After suffering with asthma for 30 years, dozens of hospital admissions and what seems like hundreds of different types of medication it would appear that my asthma has finally defeated me. Last week I finally had my long awaited appointment with my respiratory consultant and I was told that in her opinion my asthma has deteriorated and is now ‘more brittle and severe’ than ever. She also told me that there is currently nothing else for me to try as I am either on everything or have tried it previously. I know for a fact that this is not technically correct and that there are still other treatments out there which I have not tried, however my consultant believes that none of these would help me. I queried with her as to how she thought my Xolair treatment was going as I am confused as to the benefits of it, the positives are that since I started on it I have had less hospital admissions and time off sick. The negatives are that I always feel worse, everyday is beginning to be a struggle and it is all getting me down. The consultant told me that in her opinion my asthma has detiorated quite a lot and the Xolair is doing an excellent job in giving me some (small) level of control and is basically keeping me out of hospital. Therefore the Xolair will continue and as things stand it would appear that there is little chance of any improvement (at least in the short term). I was told that I do a very good job of controlling my asthma and that I am knowledgable of my condition, nice words but they offer little comfort.

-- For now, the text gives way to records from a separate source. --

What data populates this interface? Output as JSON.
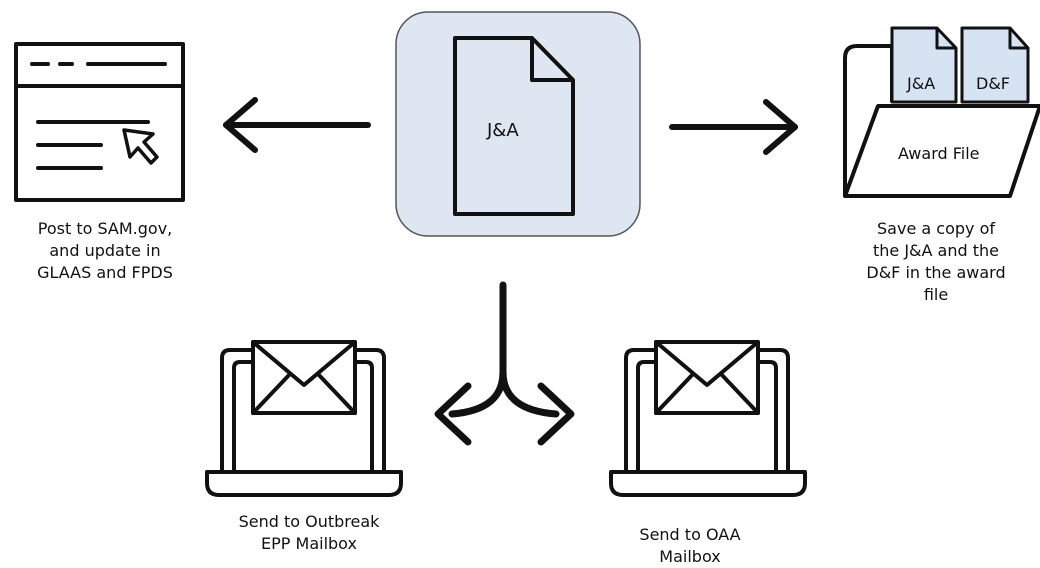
{
  "center": {
    "document_label": "J&A"
  },
  "award_file": {
    "tab_left": "J&A",
    "tab_right": "D&F",
    "folder_label": "Award File"
  },
  "captions": {
    "sam": "Post to SAM.gov,\nand update in\nGLAAS and FPDS",
    "award": "Save a copy of\nthe J&A and the\nD&F in the award\nfile",
    "outbreak": "Send to Outbreak\nEPP Mailbox",
    "oaa": "Send to OAA\nMailbox"
  },
  "colors": {
    "center_box_fill": "#dde6f1",
    "tab_fill": "#d6e3f3",
    "stroke": "#111111"
  },
  "icons": {
    "browser": "browser-window-icon",
    "document": "document-icon",
    "folder": "folder-icon",
    "laptop_mail": "laptop-mail-icon",
    "arrow": "arrow-icon"
  }
}
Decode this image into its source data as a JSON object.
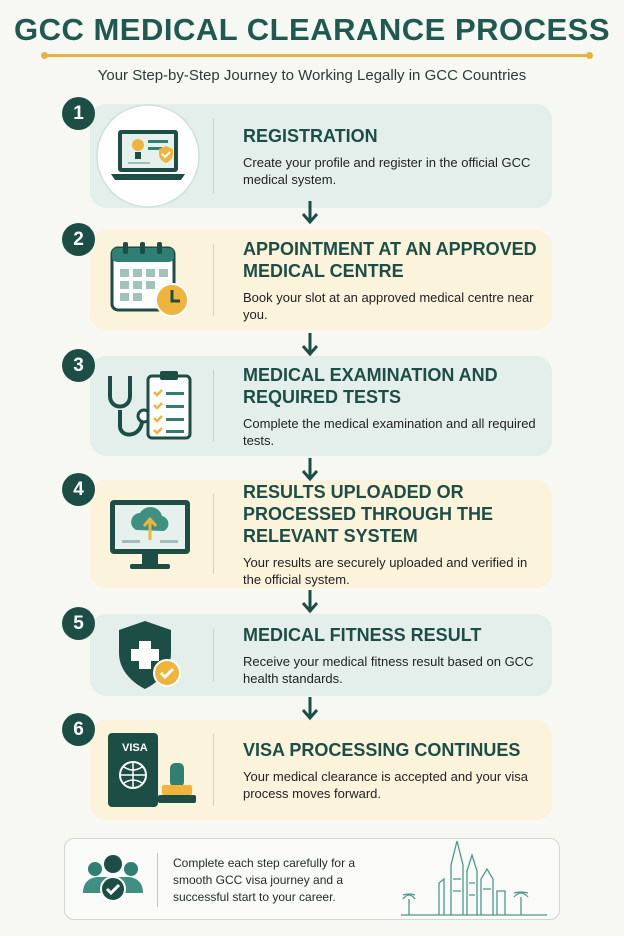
{
  "header": {
    "title": "GCC MEDICAL CLEARANCE PROCESS",
    "subtitle": "Your Step-by-Step Journey to Working Legally in GCC Countries"
  },
  "colors": {
    "primary": "#1d4e46",
    "accent": "#e9b23c",
    "card_teal": "#e4efec",
    "card_cream": "#fbf3dc"
  },
  "steps": [
    {
      "number": "1",
      "icon": "laptop-profile-icon",
      "title": "REGISTRATION",
      "description": "Create your profile and register in the official GCC medical system."
    },
    {
      "number": "2",
      "icon": "calendar-clock-icon",
      "title": "APPOINTMENT AT AN APPROVED MEDICAL CENTRE",
      "description": "Book your slot at an approved medical centre near you."
    },
    {
      "number": "3",
      "icon": "stethoscope-checklist-icon",
      "title": "MEDICAL EXAMINATION AND REQUIRED TESTS",
      "description": "Complete the medical examination and all required tests."
    },
    {
      "number": "4",
      "icon": "cloud-upload-monitor-icon",
      "title": "RESULTS UPLOADED OR PROCESSED THROUGH THE RELEVANT SYSTEM",
      "description": "Your results are securely uploaded and verified in the official system."
    },
    {
      "number": "5",
      "icon": "medical-shield-icon",
      "title": "MEDICAL FITNESS RESULT",
      "description": "Receive your medical fitness result based on GCC health standards."
    },
    {
      "number": "6",
      "icon": "visa-passport-stamp-icon",
      "title": "VISA PROCESSING CONTINUES",
      "description": "Your medical clearance is accepted and your visa process moves forward."
    }
  ],
  "visa_label": "VISA",
  "footer": {
    "text": "Complete each step carefully for a smooth GCC visa journey and a successful start to your career."
  }
}
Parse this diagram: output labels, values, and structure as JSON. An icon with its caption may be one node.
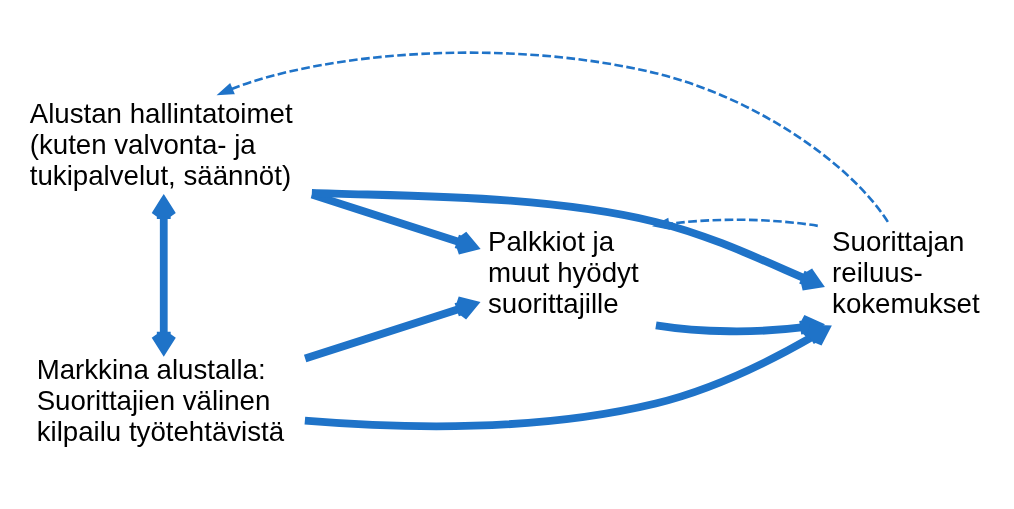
{
  "diagram": {
    "nodes": [
      {
        "text": [
          "Alustan hallintatoimet (kuten valvonta- ja tukipalvelut, säännöt)"
        ]
      },
      {
        "text": [
          "Palkkiot ja muut hyödyt suorittajille"
        ]
      },
      {
        "text": [
          "Suorittajan reiluus- kokemukset"
        ]
      },
      {
        "text": [
          "Markkina alustalla: Suorittajien välinen kilpailu työtehtävistä"
        ]
      }
    ],
    "edges": [
      {
        "from": 0,
        "to": 2,
        "arrow": "to"
      },
      {
        "from": 2,
        "to": 0,
        "arrow": "to",
        "style": "dashed"
      },
      {
        "from": 0,
        "to": 1,
        "arrow": "to"
      },
      {
        "from": 0,
        "to": 3,
        "arrow": "both"
      },
      {
        "from": 1,
        "to": 2,
        "arrow": "to"
      },
      {
        "from": 2,
        "to": 1,
        "arrow": "to",
        "style": "dashed"
      },
      {
        "from": 3,
        "to": 1,
        "arrow": "to"
      },
      {
        "from": 3,
        "to": 2,
        "arrow": "to"
      }
    ]
  }
}
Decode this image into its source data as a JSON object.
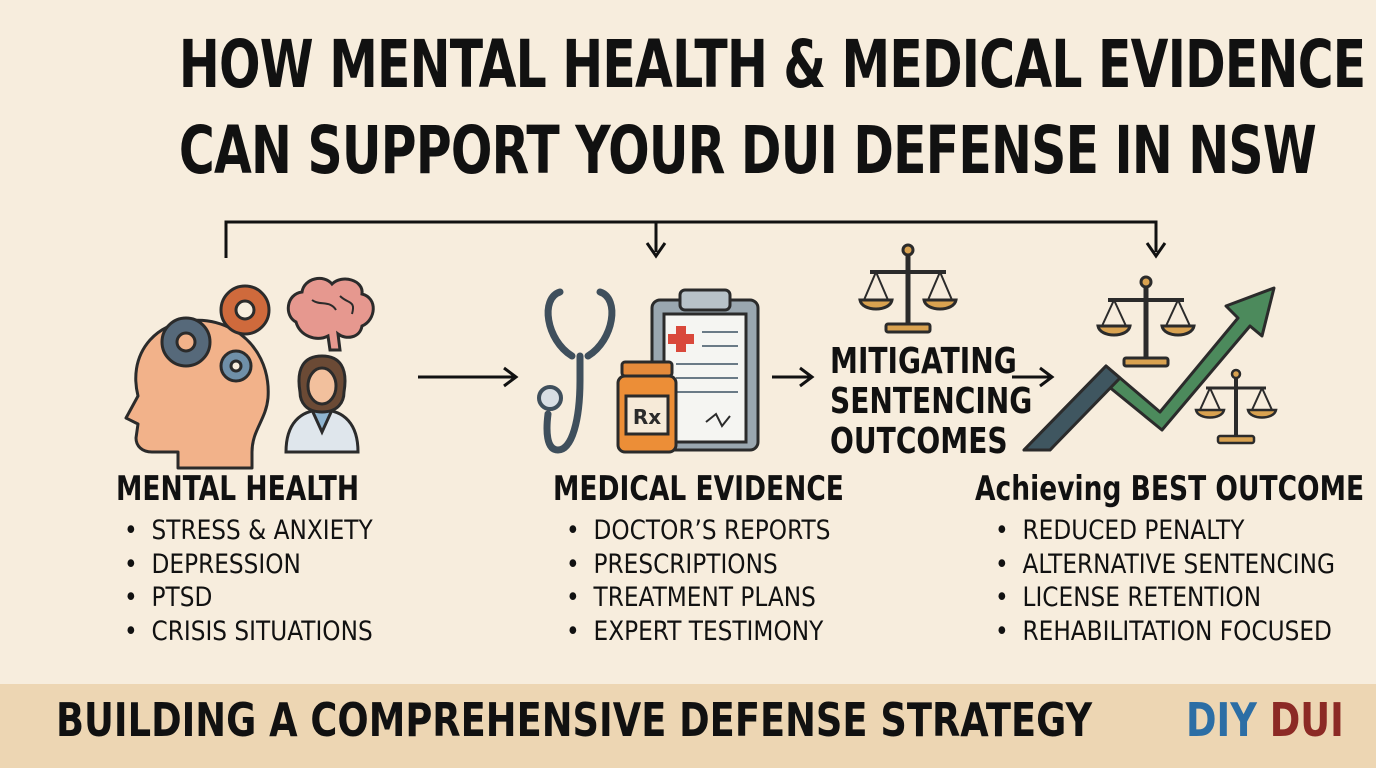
{
  "title": {
    "line1": "HOW MENTAL HEALTH & MEDICAL EVIDENCE",
    "line2": "CAN SUPPORT YOUR DUI DEFENSE IN NSW"
  },
  "columns": [
    {
      "heading": "MENTAL HEALTH",
      "items": [
        "STRESS & ANXIETY",
        "DEPRESSION",
        "PTSD",
        "CRISIS SITUATIONS"
      ],
      "icons": [
        "head-with-gears-icon",
        "brain-icon",
        "doctor-icon"
      ]
    },
    {
      "heading": "MEDICAL EVIDENCE",
      "items": [
        "DOCTOR’S REPORTS",
        "PRESCRIPTIONS",
        "TREATMENT PLANS",
        "EXPERT TESTIMONY"
      ],
      "icons": [
        "stethoscope-icon",
        "clipboard-icon",
        "prescription-bottle-icon"
      ]
    },
    {
      "heading": "Achieving BEST OUTCOME",
      "items": [
        "REDUCED PENALTY",
        "ALTERNATIVE SENTENCING",
        "LICENSE RETENTION",
        "REHABILITATION FOCUSED"
      ],
      "icons": [
        "scales-icon",
        "rising-arrow-icon"
      ]
    }
  ],
  "middle_step": {
    "label_lines": [
      "MITIGATING",
      "SENTENCING",
      "OUTCOMES"
    ],
    "icon": "scales-icon"
  },
  "footer": {
    "text": "BUILDING A COMPREHENSIVE DEFENSE STRATEGY",
    "logo_part1": "DIY",
    "logo_part2": "DUI"
  },
  "colors": {
    "background": "#f7eddd",
    "footer_band": "#edd6b3",
    "logo_blue": "#2c6ea5",
    "logo_red": "#8c2a25",
    "arrow_green": "#4c8a5c",
    "arrow_slate": "#3f5660",
    "gear_orange": "#cf6a3c",
    "brain_pink": "#e6988f",
    "scales_gold": "#d9a250"
  }
}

So here I am in my mid forties, taking over 20 tablets, 3 inhalers, nasal sprays, nebulisers, and 2 injections every day in addition to my monthly Xolair injection and a current daily dose of 30mgs of prednisolone to try and control both my asthma and to also control the side effects of my asthma medication. I am over weight, I rarely sleep, I am always lethargic, I regularly have black eyes and my moods are becoming a concern (at least I recognise the fact). I have little social life (compared to what I used to have and would still like to have) and any trips, holidays and travel takes so much planning.

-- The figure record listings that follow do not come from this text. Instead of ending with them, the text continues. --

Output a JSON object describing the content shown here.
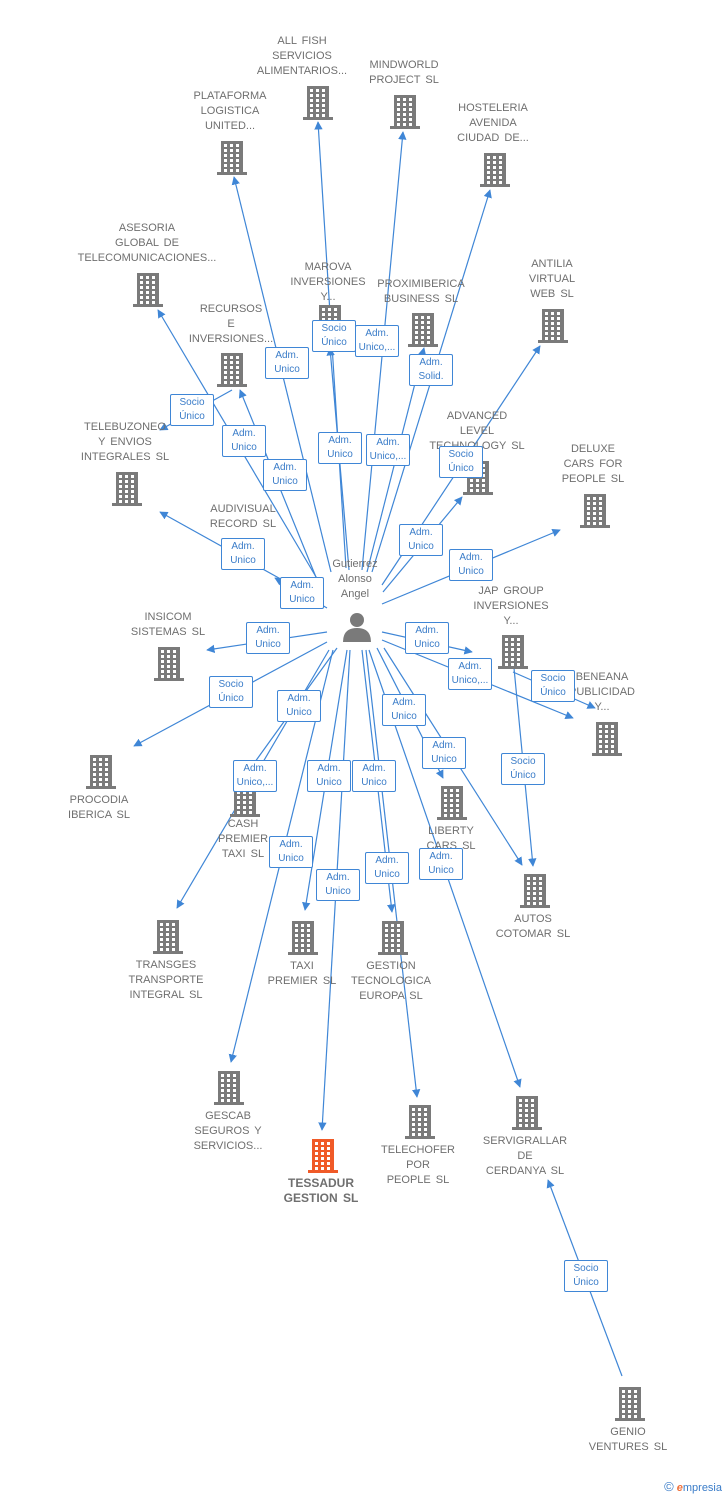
{
  "center": {
    "label": "Gutierrez\nAlonso\nAngel"
  },
  "colors": {
    "building": "#7a7a7a",
    "highlight": "#f05a28",
    "edge": "#3f86d6",
    "text": "#6f6f6f",
    "person": "#7a7a7a"
  },
  "nodes": [
    {
      "id": "all-fish",
      "label": "ALL FISH\nSERVICIOS\nALIMENTARIOS..."
    },
    {
      "id": "mindworld",
      "label": "MINDWORLD\nPROJECT  SL"
    },
    {
      "id": "plataforma",
      "label": "PLATAFORMA\nLOGISTICA\nUNITED..."
    },
    {
      "id": "hosteleria",
      "label": "HOSTELERIA\nAVENIDA\nCIUDAD DE..."
    },
    {
      "id": "asesoria",
      "label": "ASESORIA\nGLOBAL DE\nTELECOMUNICACIONES..."
    },
    {
      "id": "marova",
      "label": "MAROVA\nINVERSIONES\nY..."
    },
    {
      "id": "proximiberica",
      "label": "PROXIMIBERICA\nBUSINESS  SL"
    },
    {
      "id": "antilia",
      "label": "ANTILIA\nVIRTUAL\nWEB  SL"
    },
    {
      "id": "recursos",
      "label": "RECURSOS\nE\nINVERSIONES..."
    },
    {
      "id": "advanced",
      "label": "ADVANCED\nLEVEL\nTECHNOLOGY SL"
    },
    {
      "id": "telebuzoneo",
      "label": "TELEBUZONEO\nY ENVIOS\nINTEGRALES SL"
    },
    {
      "id": "deluxe",
      "label": "DELUXE\nCARS FOR\nPEOPLE  SL"
    },
    {
      "id": "audivisual",
      "label": "AUDIVISUAL\nRECORD SL"
    },
    {
      "id": "jap",
      "label": "JAP GROUP\nINVERSIONES\nY..."
    },
    {
      "id": "insicom",
      "label": "INSICOM\nSISTEMAS  SL"
    },
    {
      "id": "beneana",
      "label": "BENEANA\nPUBLICIDAD\nY..."
    },
    {
      "id": "procodia",
      "label": "PROCODIA\nIBERICA  SL"
    },
    {
      "id": "cash",
      "label": "CASH\nPREMIER\nTAXI  SL"
    },
    {
      "id": "liberty",
      "label": "LIBERTY\nCARS  SL"
    },
    {
      "id": "autos",
      "label": "AUTOS\nCOTOMAR  SL"
    },
    {
      "id": "transges",
      "label": "TRANSGES\nTRANSPORTE\nINTEGRAL  SL"
    },
    {
      "id": "taxi",
      "label": "TAXI\nPREMIER  SL"
    },
    {
      "id": "gestion",
      "label": "GESTION\nTECNOLOGICA\nEUROPA SL"
    },
    {
      "id": "gescab",
      "label": "GESCAB\nSEGUROS Y\nSERVICIOS..."
    },
    {
      "id": "tessadur",
      "label": "TESSADUR\nGESTION  SL",
      "highlight": true
    },
    {
      "id": "telechofer",
      "label": "TELECHOFER\nPOR\nPEOPLE  SL"
    },
    {
      "id": "servigrallar",
      "label": "SERVIGRALLAR\nDE\nCERDANYA SL"
    },
    {
      "id": "genio",
      "label": "GENIO\nVENTURES  SL"
    }
  ],
  "relations": [
    {
      "id": "r1",
      "label": "Adm.\nUnico",
      "source": "center",
      "target": "all-fish"
    },
    {
      "id": "r2",
      "label": "Adm.\nUnico,...",
      "source": "center",
      "target": "mindworld"
    },
    {
      "id": "r3",
      "label": "Adm.\nUnico",
      "source": "center",
      "target": "plataforma"
    },
    {
      "id": "r4",
      "label": "Adm.\nSolid.",
      "source": "center",
      "target": "hosteleria"
    },
    {
      "id": "r5",
      "label": "Adm.\nUnico",
      "source": "center",
      "target": "asesoria"
    },
    {
      "id": "r6",
      "label": "Socio\nÚnico",
      "source": "center",
      "target": "marova"
    },
    {
      "id": "r7",
      "label": "Adm.\nUnico,...",
      "source": "center",
      "target": "proximiberica"
    },
    {
      "id": "r8",
      "label": "Adm.\nUnico",
      "source": "center",
      "target": "antilia"
    },
    {
      "id": "r9",
      "label": "Adm.\nUnico",
      "source": "center",
      "target": "recursos"
    },
    {
      "id": "r10",
      "label": "Socio\nÚnico",
      "source": "center",
      "target": "advanced"
    },
    {
      "id": "r11",
      "label": "Socio\nÚnico",
      "source": "recursos",
      "target": "asesoria"
    },
    {
      "id": "r12",
      "label": "Adm.\nUnico",
      "source": "center",
      "target": "deluxe"
    },
    {
      "id": "r13",
      "label": "Adm.\nUnico",
      "source": "center",
      "target": "telebuzoneo"
    },
    {
      "id": "r14",
      "label": "Adm.\nUnico",
      "source": "center",
      "target": "audivisual"
    },
    {
      "id": "r15",
      "label": "Adm.\nUnico",
      "source": "center",
      "target": "jap"
    },
    {
      "id": "r16",
      "label": "Adm.\nUnico",
      "source": "center",
      "target": "insicom"
    },
    {
      "id": "r17",
      "label": "Adm.\nUnico,...",
      "source": "center",
      "target": "beneana"
    },
    {
      "id": "r18",
      "label": "Socio\nÚnico",
      "source": "jap",
      "target": "beneana"
    },
    {
      "id": "r19",
      "label": "Socio\nÚnico",
      "source": "center",
      "target": "procodia"
    },
    {
      "id": "r20",
      "label": "Adm.\nUnico",
      "source": "center",
      "target": "cash"
    },
    {
      "id": "r21",
      "label": "Adm.\nUnico",
      "source": "center",
      "target": "liberty"
    },
    {
      "id": "r22",
      "label": "Adm.\nUnico",
      "source": "center",
      "target": "autos"
    },
    {
      "id": "r23",
      "label": "Socio\nÚnico",
      "source": "jap",
      "target": "autos"
    },
    {
      "id": "r24",
      "label": "Adm.\nUnico,...",
      "source": "center",
      "target": "transges"
    },
    {
      "id": "r25",
      "label": "Adm.\nUnico",
      "source": "center",
      "target": "taxi"
    },
    {
      "id": "r26",
      "label": "Adm.\nUnico",
      "source": "center",
      "target": "gestion"
    },
    {
      "id": "r27",
      "label": "Adm.\nUnico",
      "source": "center",
      "target": "gescab"
    },
    {
      "id": "r28",
      "label": "Adm.\nUnico",
      "source": "center",
      "target": "tessadur"
    },
    {
      "id": "r29",
      "label": "Adm.\nUnico",
      "source": "center",
      "target": "telechofer"
    },
    {
      "id": "r30",
      "label": "Adm.\nUnico",
      "source": "center",
      "target": "servigrallar"
    },
    {
      "id": "r31",
      "label": "Socio\nÚnico",
      "source": "genio",
      "target": "servigrallar"
    }
  ],
  "brand": {
    "copyright": "©",
    "e": "e",
    "rest": "mpresia"
  }
}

I am really beginning to think that I will never regain any type of control over my asthma and even though I may not be defeated just yet I do feel that my asthma is building up an (un)healthy lead.

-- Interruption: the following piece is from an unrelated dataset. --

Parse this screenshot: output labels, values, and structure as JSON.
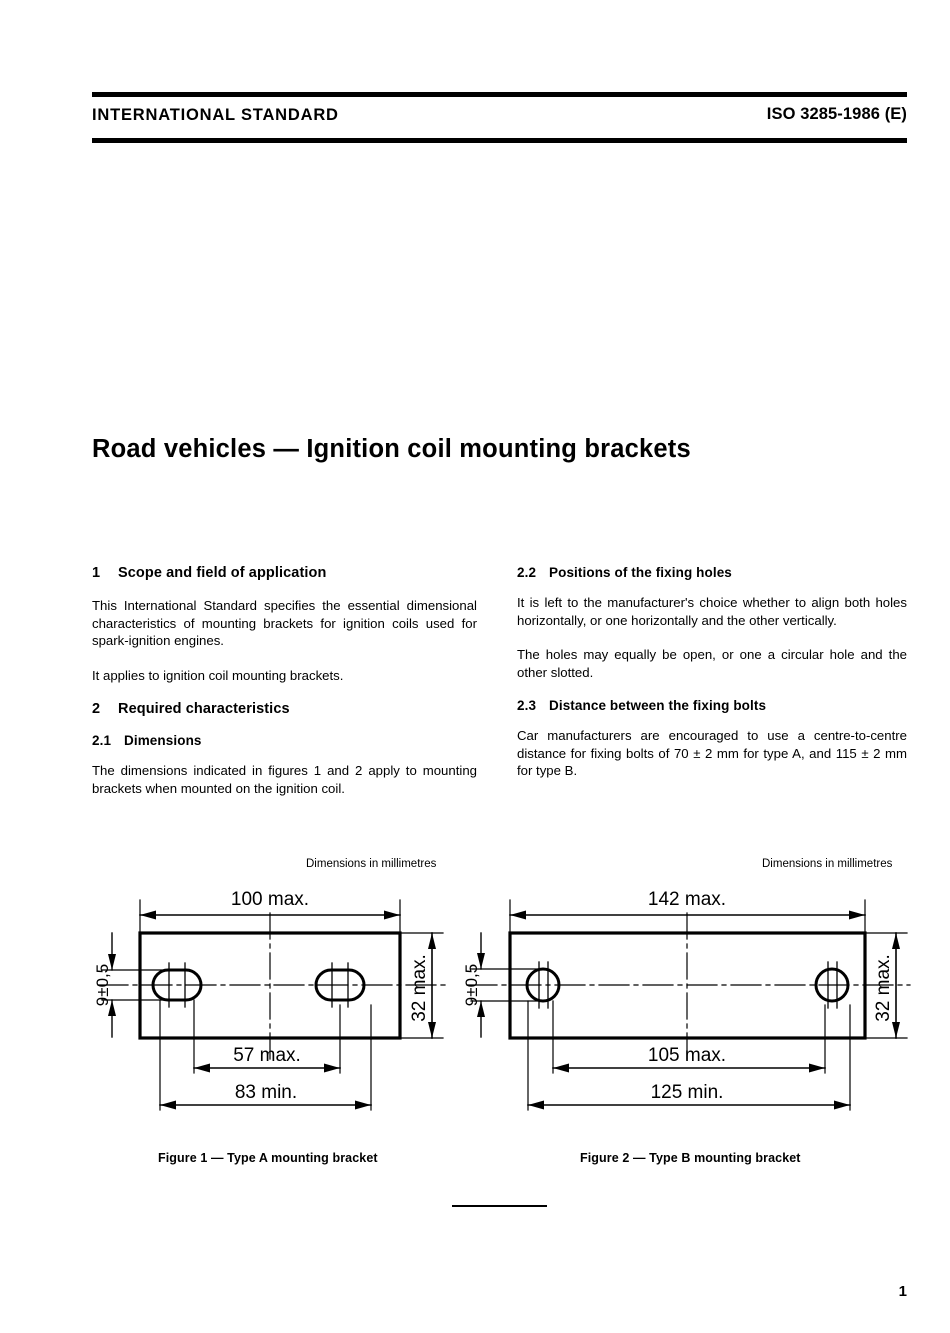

I worry how long I maybe able to continue to work for, my employer (though currently appearing to be supportive) have previously raised disciplinary proceedings against me due to absences because of my asthma. Even if my employer doesn’t decide to terminate my employment it maybe that eventually I will feel that I am unable to continue in full time employment.
For now though I am taking things day by day and will see how things go, I will continue with my Xolair injections and I hope that with a little bit of help and luck with things such as weather and viruses etc that I can get by.